In a recent interview with CVG, Capcom producer Mike Jones explained just why Dead Rising 3 won’t be available on current consoles. It’s not just that Microsoft threw a wad of cash at Capcom to make it an Xbox exclusive, although I’m sure that had something to do with it. However, looking at the size and scope of the game, it just doesn’t look like something that could be accomplished on current gen consoles.
You’re looking at more custom work and less reuse. We’re not using the same textures over and over again, nor are we using the same geometry over and over again. Every building and every interior in Dead Rising 3 is hand made and hand crafted. You’ll never see the same building twice.
Absolutely it costs more money and more time, but ultimately it yields a more unique experience and you’ll run through the world and know where stuff is without looking at the map because everything has its own feel.
In addition to hand crafting all of the buildings in the game, Capcom will also be using procedurally generated zombies.
It’s all procedurally generated: hairstyles, clothing, colours, textures. And the gore is too: missing jaws, missing eyes..it’s all totally dynamic. That’s the whole system that we built. We didn’t just model the zombies – we had to model the pieces and the system that puts them together.
We can all attest to how off-putting it is to see the same enemies cloned repeatedly and thrown into the game world. However, one does have to wonder if that’s something that gamers are really going to notice all those enemies’ unique characteristics when you’re mowing down hundreds of them at a time.
Dead Rising 3 was originally planned for current gen consoles, but Capcom soon discovered that all of what they had planned just wasn’t going to work on current hardware. Jones says that Microsoft guided Capcom along with what they could do on a next gen console, where certain memory limitations were, and so on.
While this isn’t the first time it’s been said, but as for how Dead Rising 2 compares to Dead Rising 3? Jones had this to say:
You can have rose coloured memories of DR2, but until you go back and look you don’t realize that it’s so flat.

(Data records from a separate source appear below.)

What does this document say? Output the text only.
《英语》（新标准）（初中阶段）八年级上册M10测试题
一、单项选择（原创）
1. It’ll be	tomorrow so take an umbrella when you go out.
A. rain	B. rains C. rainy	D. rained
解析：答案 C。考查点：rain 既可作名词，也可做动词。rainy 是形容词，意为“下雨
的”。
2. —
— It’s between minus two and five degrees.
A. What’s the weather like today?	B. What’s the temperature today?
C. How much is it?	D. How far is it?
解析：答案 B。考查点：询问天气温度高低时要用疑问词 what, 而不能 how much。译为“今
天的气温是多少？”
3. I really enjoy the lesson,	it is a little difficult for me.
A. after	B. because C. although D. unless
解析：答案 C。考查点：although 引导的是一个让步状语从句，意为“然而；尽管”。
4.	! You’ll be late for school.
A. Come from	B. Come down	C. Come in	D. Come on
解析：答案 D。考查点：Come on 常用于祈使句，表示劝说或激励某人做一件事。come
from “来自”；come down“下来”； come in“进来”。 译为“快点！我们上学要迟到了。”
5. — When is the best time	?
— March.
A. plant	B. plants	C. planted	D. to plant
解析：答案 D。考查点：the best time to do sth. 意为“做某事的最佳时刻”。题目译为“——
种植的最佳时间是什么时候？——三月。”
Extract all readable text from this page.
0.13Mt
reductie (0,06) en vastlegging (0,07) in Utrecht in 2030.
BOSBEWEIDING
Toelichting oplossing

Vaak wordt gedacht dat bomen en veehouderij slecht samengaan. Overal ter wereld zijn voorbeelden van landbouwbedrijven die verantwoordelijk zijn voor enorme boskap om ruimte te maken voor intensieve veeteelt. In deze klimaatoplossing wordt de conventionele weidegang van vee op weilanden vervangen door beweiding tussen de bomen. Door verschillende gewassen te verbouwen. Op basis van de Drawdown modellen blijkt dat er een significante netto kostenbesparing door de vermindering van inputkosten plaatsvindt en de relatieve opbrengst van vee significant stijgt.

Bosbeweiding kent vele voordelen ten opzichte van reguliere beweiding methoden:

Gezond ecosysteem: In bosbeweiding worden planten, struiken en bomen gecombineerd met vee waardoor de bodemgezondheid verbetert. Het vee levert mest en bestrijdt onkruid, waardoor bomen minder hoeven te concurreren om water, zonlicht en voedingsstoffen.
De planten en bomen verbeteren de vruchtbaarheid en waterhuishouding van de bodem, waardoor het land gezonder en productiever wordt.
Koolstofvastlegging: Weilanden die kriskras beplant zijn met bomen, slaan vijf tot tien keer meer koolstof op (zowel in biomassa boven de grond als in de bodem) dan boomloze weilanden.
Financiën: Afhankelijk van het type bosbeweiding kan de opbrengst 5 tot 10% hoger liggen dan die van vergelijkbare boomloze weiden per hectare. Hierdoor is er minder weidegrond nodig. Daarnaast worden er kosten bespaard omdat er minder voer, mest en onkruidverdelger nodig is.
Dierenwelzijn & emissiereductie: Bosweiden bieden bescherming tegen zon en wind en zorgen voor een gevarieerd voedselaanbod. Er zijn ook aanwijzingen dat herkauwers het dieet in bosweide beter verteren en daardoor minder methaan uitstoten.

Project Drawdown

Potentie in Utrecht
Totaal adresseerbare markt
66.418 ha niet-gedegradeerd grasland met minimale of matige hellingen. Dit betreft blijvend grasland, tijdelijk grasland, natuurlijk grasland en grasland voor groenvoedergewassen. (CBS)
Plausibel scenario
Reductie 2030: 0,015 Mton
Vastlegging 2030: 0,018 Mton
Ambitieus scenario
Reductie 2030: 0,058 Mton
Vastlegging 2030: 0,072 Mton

There’s no lighting and there are barely any zombies on screen. So we’d try to push all these things, and when we ran into barriers Microsoft would help us with the development kit or even make adjustments to some of the hardware or software to help us achieve what we wanted to do. They’d provide feedback to us as well. The main meat of the development was a back and forth. It was a game wanted to make which we’d never been able to do on the 360.
I get the feeling that when Dead Rising 3 releases, Microsoft’s Xbox division execs will shed a tear a baby they helped to create, all grown up.